Efficient discovery of new materials demands strategies to reduce the number of costly first-principles calculations required to train predictive machine learning models. We develop and validate an active learning framework that iteratively selects informative training structures for machine-learned interatomic potentials (MLIPs) from large, heterogeneous materials databases, specifically the Materials Project and OQMD. Our framework integrates compositional and property-based descriptors with a neural network ensemble model, enabling real-time uncertainty quantification via Query-by-Committee. We systematically compare four selection strategies: random sampling (baseline), uncertainty-based sampling, diversity-based sampling (k-means clustering with farthest-point refinement), and a hybrid approach balancing both objectives. Experiments across four representative material systems (elemental carbon, silicon, iron, and a titanium-oxide compound) with 5 random seeds per configuration demonstrate that diversity sampling consistently achieves competitive or superior performance, with particularly strong advantages on complex systems like titanium-oxide (10.9% improvement, p=0.008). Our results show that intelligent data selection strategies can achieve target accuracy with 5-13% fewer labeled samples compared to random baselines. The entire pipeline executes on Google Colab in under 4 hours per system using less than 8 GB of RAM, thereby democratizing MLIP development for researchers globally with limited computational resources. Our open-source code and detailed experimental configurations are available on GitHub. This multi-system evaluation establishes practical guidelines for data-efficient MLIP training and highlights promising future directions including integration with symmetry-aware neural network architectures.

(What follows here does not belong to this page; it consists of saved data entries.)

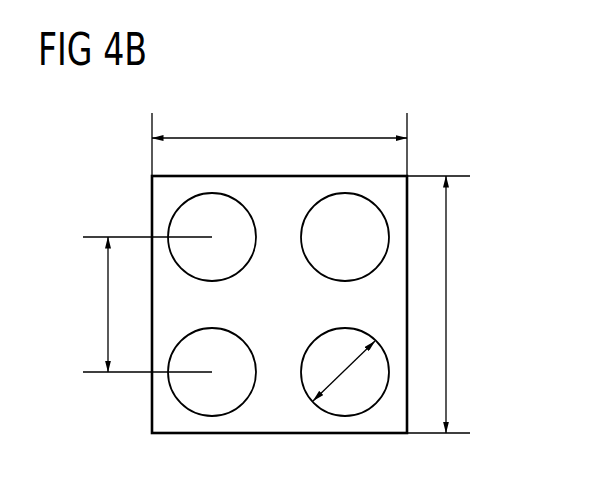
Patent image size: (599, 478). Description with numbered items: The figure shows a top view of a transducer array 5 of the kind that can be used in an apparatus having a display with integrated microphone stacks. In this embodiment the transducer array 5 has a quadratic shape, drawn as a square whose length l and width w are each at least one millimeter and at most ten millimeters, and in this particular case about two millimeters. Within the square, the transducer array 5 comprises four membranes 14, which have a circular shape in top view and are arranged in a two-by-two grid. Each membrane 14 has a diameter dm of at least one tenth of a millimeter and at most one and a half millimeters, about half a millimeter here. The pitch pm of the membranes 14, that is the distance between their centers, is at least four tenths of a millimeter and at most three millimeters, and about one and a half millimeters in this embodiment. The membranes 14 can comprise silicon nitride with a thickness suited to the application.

The transducer array 5 is at (448, 127).
The membranes 14 is at (323, 257).
The length l is at (280, 138).
The width w is at (446, 303).
The pitch pm is at (107, 307).
The diameter dm is at (342, 371).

翻译：新材料的高效发现需要减少训练预测性机器学习模型所需的高成本第一性原理计算次数。我们开发并验证了一种主动学习框架，该框架能够从大型异质材料数据库（特别是Materials Project和OQMD）中迭代选择信息丰富的训练结构，用于机器学习原子间势能（MLIPs）的训练。我们的框架将成分与基于性质的描述符与神经网络集成模型相结合，通过委员会查询实现实时不确定性量化。我们系统比较了四种选择策略：随机采样（基线）、基于不确定性的采样、基于多样性的采样（采用最远点优化的k均值聚类）以及平衡两者目标的混合方法。在四个代表性材料系统（单质碳、硅、铁以及钛氧化物化合物）上进行的实验（每种配置使用5个随机种子）表明，多样性采样始终能取得竞争性或更优的性能，在钛氧化物等复杂系统上优势尤为显著（性能提升10.9%，p=0.008）。我们的结果表明，与随机基线相比，智能数据选择策略能以减少5-13%的标记样本量达到目标精度。整个流程在Google Colab上执行，每个系统耗时不足4小时且内存占用低于8 GB，从而为全球计算资源有限的研究者降低了MLIP开发门槛。我们的开源代码及详细实验配置已发布于GitHub。这项多系统评估为数据高效的MLIP训练建立了实用指南，并指出了有前景的未来研究方向，包括与对称感知神经网络架构的集成。